For this reason, the ship combines wind propulsion, support engine, and real-time meteorological routing digital tools, used to define more efficient trajectories without compromising service regularity.
In relation to projects based exclusively on alternative fuels, the Neoliner Origin uses wind as a direct source of mechanical energy, reducing the dependency on specific refueling during navigation in open sea.
The application of this technology on a commercial scale, however, requires an adequate hull, resistant masts, automated control systems, and route planning compatible with the natural variation of winds.
Naval technology harnesses wind on an industrial scale
The resumption of the use of sails in ocean transport occurs in a different format from historical navigation, with integration into composite materials, digital systems, and auxiliary propulsion.
The Neoliner Origin combines carbon masts, automated control, weather simulations, and hybrid propulsion in an architecture designed to operate in contemporary logistics chains.
The project began development for Neoline in 2016 and was conceived as a ro-ro cargo ship intended for transoceanic crossings with commercial cargo.
Mauric, responsible for the naval design, states that the model was designed to transport vehicles, out-of-gauge cargo, and general cargo, with commercial speed under sails combined with weather routing.
For shippers, the possibility of reducing emissions without abandoning familiar transport formats is among the commercial factors associated with the use of this type of vessel.
Automobiles, industrial equipment, containers, and special cargo continue to be moved in protected areas adapted to the logistical standard, while the main energy source comes from the wind whenever possible.
Expansion of rigid sails still requires new projects
The technology of rigid sails cannot be simply installed on any cargo ship already in operation, because it depends on structural and operational characteristics planned from the ship’s conception.
Such vessels require specific design, adequate stability, free area for masts, compatibility with ports, and planning to operate on routes where the wind offers significant energy gain.
Due to these requirements, adoption tends to occur mainly in new naval projects or heavily adapted vessels, rather than through quick conversions of entire fleets.
The Neoliner Origin represents a commercial application of this technology on a regular route, but its expansion will depend on costs, operational performance, customer acceptance, and integration with port infrastructure.

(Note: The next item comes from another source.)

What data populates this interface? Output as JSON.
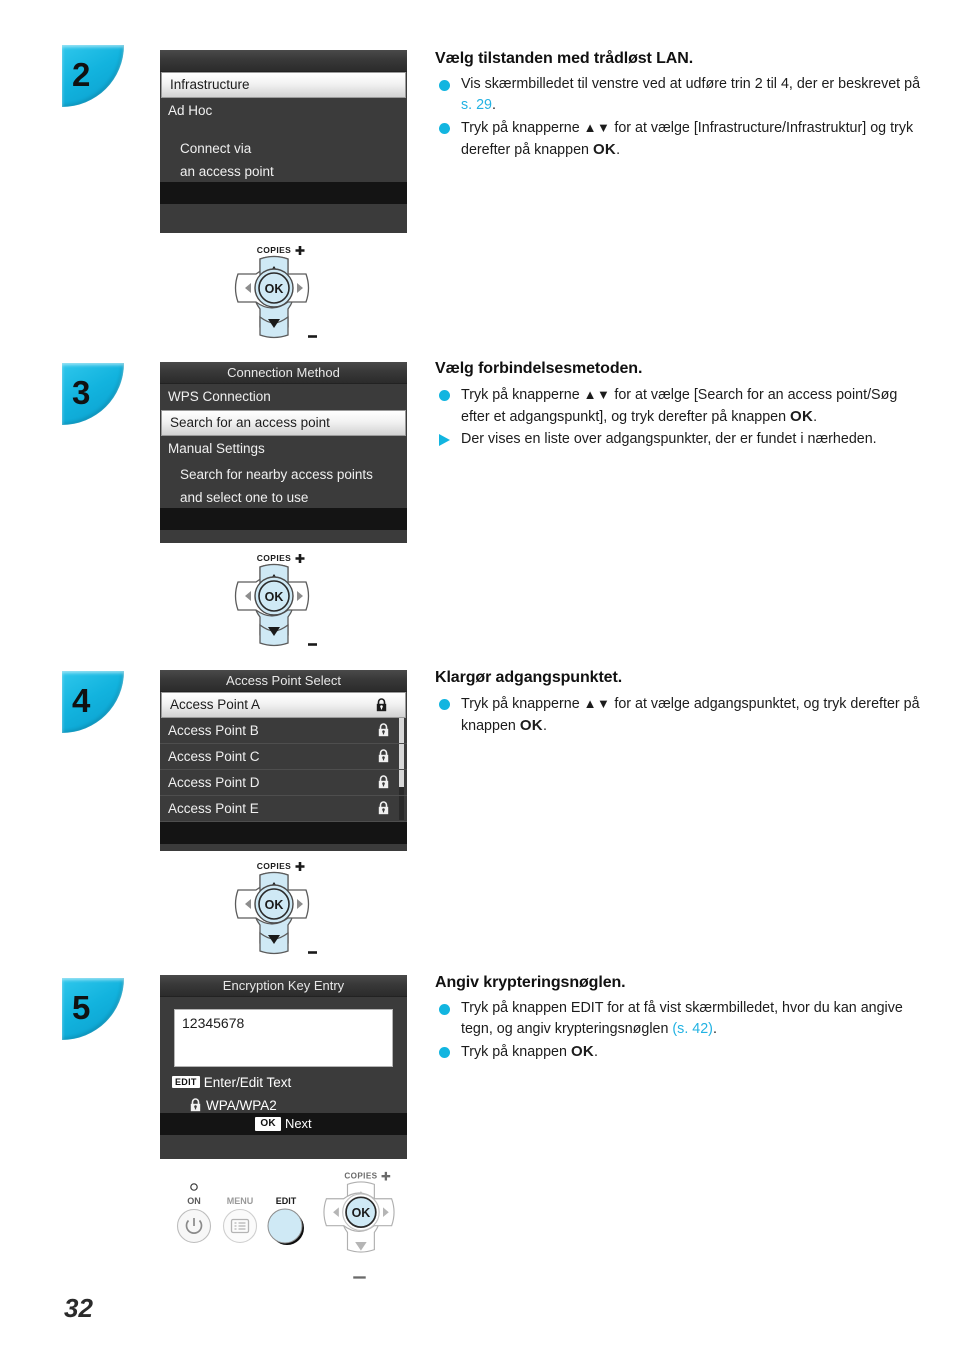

As maritime transport moves an essential part of international trade, reductions in fuel consumption on long routes may interest shipowners, logistics operators, and companies that measure emissions in their supply chains.
In this context, the rigid sail appears as an energy efficiency alternative combined with other paths adopted by the sector, such as new fuels, hull redesign, digitization, and operational improvements.
With the entry of the cargo ship into regular service in the Atlantic, France now has a commercial example of the use of rigid sails on a large vessel aimed at international cargo transport.
The evaluation of the project will depend on the ability to maintain route, schedule, operational cost, and effective reduction of emissions over continuous voyages, under real maritime operating conditions.